Some of the most troubling questions surrounding adoption in this country—same-sex couple adoption, or adoption across racial and ethnic lines—should be addressed “by looking carefully at the sanctity rights of needy children,” says Emory ethicist Timothy Jackson in The Morality of Adoption, a new volume published through Emory’s Center for the Study of Law and Religion (CSLR).

Jackson, who serves as editor and contributor to the book, said vulnerable children have a fundamental right to be adopted, which he called “analogous to the right to basic health care or to social security.”

When viewed from this perspective, he said, “adoption isn’t so much a matter of legal policy as of lived charity.”

More than 5 million children in the United States are adopted, a statistic that points to “an ongoing revolution in how families are formed today,” said Jackson, professor of Christian ethics in the Candler School of Theology.

In The Morality of Adoption, Jackson explores that revolution in a way he hopes will help both adoptive parents and lawmakers. In addition to his own research, the book includes Jewish, Catholic and Protestant contributors and examines issues such as the changing societal attitudes toward adoption, the ethics of cross-cultural and cross-racial adoption, the psychology of family ties, and the morality of single parent and gay and lesbian adoption.

“My goal was not only to help clarify thinking on these very complex issues, but to move people to act,” Jackson said. For that reason, he included two very personal pieces of writing, the first a short, loving reflection by his niece, Marcie Jackson, about a foster child who lived with her family for several months.

“My brother and his wife have three biological children of their own and have cared for 28 foster children over the years,” Jackson said. “It clearly had an impact on their own children; Marcie grew up in the midst of foster siblings.”

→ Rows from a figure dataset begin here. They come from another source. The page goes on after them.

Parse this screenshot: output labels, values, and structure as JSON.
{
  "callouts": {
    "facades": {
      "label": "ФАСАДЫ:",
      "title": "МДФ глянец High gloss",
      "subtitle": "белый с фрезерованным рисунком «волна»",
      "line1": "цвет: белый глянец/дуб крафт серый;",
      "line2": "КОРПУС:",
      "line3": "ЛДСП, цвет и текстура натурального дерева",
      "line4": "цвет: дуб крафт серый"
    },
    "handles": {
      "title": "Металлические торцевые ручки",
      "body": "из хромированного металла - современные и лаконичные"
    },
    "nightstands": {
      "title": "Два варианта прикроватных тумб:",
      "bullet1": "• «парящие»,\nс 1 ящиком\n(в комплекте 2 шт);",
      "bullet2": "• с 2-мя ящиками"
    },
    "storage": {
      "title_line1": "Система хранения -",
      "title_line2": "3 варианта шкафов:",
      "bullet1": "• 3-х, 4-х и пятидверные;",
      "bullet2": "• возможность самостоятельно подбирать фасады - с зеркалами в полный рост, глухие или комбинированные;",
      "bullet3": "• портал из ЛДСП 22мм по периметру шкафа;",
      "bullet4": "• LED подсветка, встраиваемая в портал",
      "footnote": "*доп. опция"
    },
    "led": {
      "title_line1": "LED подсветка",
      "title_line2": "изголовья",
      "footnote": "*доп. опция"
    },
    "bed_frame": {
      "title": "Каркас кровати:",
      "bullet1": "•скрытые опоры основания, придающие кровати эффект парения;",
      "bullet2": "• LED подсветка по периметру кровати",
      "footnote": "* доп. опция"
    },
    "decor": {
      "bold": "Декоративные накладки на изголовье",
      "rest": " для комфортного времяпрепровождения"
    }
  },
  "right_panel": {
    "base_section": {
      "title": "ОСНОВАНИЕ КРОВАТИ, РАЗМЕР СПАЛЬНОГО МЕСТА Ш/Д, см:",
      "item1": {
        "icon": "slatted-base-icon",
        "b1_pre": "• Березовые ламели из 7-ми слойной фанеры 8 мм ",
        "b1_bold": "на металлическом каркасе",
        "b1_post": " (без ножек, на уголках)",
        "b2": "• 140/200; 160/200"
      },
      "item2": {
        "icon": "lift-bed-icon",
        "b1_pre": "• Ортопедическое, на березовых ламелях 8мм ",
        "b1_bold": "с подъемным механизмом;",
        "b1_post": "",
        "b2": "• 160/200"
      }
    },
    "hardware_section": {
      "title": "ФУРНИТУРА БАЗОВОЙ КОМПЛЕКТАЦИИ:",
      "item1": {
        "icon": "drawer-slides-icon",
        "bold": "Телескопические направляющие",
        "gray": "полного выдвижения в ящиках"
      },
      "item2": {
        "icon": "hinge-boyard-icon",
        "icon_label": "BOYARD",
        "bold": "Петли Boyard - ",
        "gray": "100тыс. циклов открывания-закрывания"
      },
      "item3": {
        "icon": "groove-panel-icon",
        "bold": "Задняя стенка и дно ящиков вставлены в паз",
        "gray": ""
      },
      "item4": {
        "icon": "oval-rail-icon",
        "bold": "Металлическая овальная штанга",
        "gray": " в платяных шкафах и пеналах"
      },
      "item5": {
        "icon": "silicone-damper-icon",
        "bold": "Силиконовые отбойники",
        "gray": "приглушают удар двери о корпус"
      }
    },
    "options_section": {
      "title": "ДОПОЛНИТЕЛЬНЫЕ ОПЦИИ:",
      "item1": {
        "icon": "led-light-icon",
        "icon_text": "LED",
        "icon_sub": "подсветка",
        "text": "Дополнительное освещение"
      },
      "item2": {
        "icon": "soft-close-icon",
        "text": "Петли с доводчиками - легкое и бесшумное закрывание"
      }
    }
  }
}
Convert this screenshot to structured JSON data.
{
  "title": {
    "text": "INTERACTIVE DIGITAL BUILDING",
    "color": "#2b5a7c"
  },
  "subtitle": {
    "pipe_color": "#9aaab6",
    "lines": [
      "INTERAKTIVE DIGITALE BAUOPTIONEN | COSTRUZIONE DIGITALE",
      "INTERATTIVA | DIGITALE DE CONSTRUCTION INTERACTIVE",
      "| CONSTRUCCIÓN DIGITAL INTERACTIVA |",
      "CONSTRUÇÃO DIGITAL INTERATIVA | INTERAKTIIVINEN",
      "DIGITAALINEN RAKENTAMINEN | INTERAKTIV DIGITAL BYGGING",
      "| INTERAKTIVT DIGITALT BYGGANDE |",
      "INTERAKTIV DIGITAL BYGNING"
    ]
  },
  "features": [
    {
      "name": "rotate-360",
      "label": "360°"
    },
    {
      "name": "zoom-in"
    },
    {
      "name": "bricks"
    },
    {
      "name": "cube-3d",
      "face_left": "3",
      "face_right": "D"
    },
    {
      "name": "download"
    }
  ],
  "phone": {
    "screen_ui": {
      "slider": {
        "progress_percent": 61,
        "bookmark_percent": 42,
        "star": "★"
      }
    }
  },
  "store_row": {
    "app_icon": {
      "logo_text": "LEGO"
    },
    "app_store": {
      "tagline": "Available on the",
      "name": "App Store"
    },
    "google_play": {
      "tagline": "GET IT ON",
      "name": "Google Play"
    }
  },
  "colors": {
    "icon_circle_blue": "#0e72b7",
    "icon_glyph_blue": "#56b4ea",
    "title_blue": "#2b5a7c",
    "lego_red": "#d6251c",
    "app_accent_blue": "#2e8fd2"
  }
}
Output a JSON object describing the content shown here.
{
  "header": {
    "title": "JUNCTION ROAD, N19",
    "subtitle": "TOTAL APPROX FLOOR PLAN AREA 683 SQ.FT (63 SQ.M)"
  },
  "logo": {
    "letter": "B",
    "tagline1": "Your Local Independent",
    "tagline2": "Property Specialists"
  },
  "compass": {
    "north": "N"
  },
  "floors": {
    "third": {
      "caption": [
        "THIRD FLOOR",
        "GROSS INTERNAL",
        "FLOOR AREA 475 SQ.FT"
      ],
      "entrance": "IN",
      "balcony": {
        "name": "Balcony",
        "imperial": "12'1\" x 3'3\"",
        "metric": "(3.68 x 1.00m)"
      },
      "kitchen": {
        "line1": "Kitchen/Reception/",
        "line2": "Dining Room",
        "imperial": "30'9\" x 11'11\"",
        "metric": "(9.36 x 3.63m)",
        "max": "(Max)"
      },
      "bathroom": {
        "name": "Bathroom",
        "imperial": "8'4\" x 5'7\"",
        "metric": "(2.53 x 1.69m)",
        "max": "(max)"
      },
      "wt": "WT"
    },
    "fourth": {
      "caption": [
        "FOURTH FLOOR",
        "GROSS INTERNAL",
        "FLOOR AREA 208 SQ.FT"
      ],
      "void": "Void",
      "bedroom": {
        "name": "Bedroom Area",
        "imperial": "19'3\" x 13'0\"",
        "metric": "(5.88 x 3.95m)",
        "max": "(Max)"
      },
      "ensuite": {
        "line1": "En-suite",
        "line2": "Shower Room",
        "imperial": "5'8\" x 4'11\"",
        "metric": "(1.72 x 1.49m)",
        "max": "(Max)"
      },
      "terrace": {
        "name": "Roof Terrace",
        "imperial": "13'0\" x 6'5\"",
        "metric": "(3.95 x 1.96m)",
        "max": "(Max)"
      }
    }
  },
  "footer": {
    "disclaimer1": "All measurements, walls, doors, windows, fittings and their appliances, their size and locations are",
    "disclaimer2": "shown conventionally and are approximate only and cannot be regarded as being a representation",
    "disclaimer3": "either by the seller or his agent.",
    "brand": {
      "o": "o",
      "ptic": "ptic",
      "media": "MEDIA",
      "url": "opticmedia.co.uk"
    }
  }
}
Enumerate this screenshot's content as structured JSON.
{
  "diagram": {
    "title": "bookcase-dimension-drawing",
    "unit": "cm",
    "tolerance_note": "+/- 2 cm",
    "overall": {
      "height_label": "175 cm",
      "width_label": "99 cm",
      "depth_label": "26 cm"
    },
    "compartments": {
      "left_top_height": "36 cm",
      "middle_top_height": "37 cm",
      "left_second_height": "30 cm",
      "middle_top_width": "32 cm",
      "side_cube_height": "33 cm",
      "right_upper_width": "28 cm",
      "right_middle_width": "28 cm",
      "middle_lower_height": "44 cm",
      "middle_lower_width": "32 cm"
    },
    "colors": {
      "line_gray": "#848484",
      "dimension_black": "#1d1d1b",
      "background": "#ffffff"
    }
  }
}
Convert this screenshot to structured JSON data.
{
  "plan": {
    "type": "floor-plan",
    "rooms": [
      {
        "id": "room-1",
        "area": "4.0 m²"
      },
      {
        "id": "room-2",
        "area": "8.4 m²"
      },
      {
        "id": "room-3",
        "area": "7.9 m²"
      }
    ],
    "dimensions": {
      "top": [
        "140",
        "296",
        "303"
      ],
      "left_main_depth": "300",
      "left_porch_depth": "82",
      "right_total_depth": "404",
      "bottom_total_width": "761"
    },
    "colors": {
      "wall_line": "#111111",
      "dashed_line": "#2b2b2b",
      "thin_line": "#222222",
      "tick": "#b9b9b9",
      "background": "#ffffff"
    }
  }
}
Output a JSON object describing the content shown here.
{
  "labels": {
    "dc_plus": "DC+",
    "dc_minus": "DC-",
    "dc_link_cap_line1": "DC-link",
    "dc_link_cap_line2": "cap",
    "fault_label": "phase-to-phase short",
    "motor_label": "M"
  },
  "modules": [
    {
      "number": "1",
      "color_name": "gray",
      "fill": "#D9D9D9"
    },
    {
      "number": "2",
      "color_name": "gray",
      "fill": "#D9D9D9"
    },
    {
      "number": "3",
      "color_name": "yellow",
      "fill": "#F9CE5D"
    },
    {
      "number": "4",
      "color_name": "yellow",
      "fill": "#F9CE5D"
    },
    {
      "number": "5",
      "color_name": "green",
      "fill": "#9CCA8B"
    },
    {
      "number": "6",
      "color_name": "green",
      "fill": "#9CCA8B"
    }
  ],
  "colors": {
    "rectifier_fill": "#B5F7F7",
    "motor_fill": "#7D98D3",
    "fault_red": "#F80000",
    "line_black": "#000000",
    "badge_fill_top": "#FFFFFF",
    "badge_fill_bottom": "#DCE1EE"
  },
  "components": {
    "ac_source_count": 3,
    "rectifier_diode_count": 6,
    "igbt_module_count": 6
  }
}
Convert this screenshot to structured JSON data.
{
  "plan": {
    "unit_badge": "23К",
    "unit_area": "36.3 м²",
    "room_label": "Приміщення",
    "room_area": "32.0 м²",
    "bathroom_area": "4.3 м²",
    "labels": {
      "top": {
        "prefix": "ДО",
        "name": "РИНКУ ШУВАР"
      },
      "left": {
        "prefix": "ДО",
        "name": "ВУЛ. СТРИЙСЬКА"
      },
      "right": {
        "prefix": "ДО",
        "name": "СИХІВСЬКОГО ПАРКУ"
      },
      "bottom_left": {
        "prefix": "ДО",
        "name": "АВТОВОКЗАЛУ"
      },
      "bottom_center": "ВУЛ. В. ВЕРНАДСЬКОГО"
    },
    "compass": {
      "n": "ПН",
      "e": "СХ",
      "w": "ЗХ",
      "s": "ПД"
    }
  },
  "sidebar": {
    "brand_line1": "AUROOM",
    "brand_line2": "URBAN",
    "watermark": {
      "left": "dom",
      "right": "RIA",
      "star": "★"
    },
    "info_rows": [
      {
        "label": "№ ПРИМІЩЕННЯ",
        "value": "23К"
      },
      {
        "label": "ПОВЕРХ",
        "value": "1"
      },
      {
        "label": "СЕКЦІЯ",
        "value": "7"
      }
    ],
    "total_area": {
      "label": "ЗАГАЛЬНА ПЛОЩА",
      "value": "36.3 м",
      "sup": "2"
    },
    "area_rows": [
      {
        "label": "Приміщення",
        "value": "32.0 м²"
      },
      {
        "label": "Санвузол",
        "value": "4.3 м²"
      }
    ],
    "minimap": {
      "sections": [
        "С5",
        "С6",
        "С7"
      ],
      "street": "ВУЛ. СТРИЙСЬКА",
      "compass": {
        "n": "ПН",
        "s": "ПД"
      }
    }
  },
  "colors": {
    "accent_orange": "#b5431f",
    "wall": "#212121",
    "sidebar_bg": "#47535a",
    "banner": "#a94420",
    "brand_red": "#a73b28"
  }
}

Also included is a series of letters by Christian ethicist Gilbert Meilaender to his adoptive son that is both touching and instructive.

“I want to engage people on these issues emotionally as well as intellectually,” said Jackson, who recounts in the book recent newspaper stories of “serendipitous, successful” adoptions, as well as tragic failures.

Among the book’s contributors are family law attorney John Mayoue on embryonic adoption; American studies scholar Sandra Patton-Imani on adoption and race; psychologists Mary Stewart Van Leeuwen and Gretchen Miller Wrobel on the moral psychology of adoption; and legal historian Stephen Presser on adoption and the law.

The book is an outgrowth of Jackson’s work as a senior fellow at CSLR and a product of the center’s latest research projects on sex, marriage and the family, as well as on the child in law, religion and society.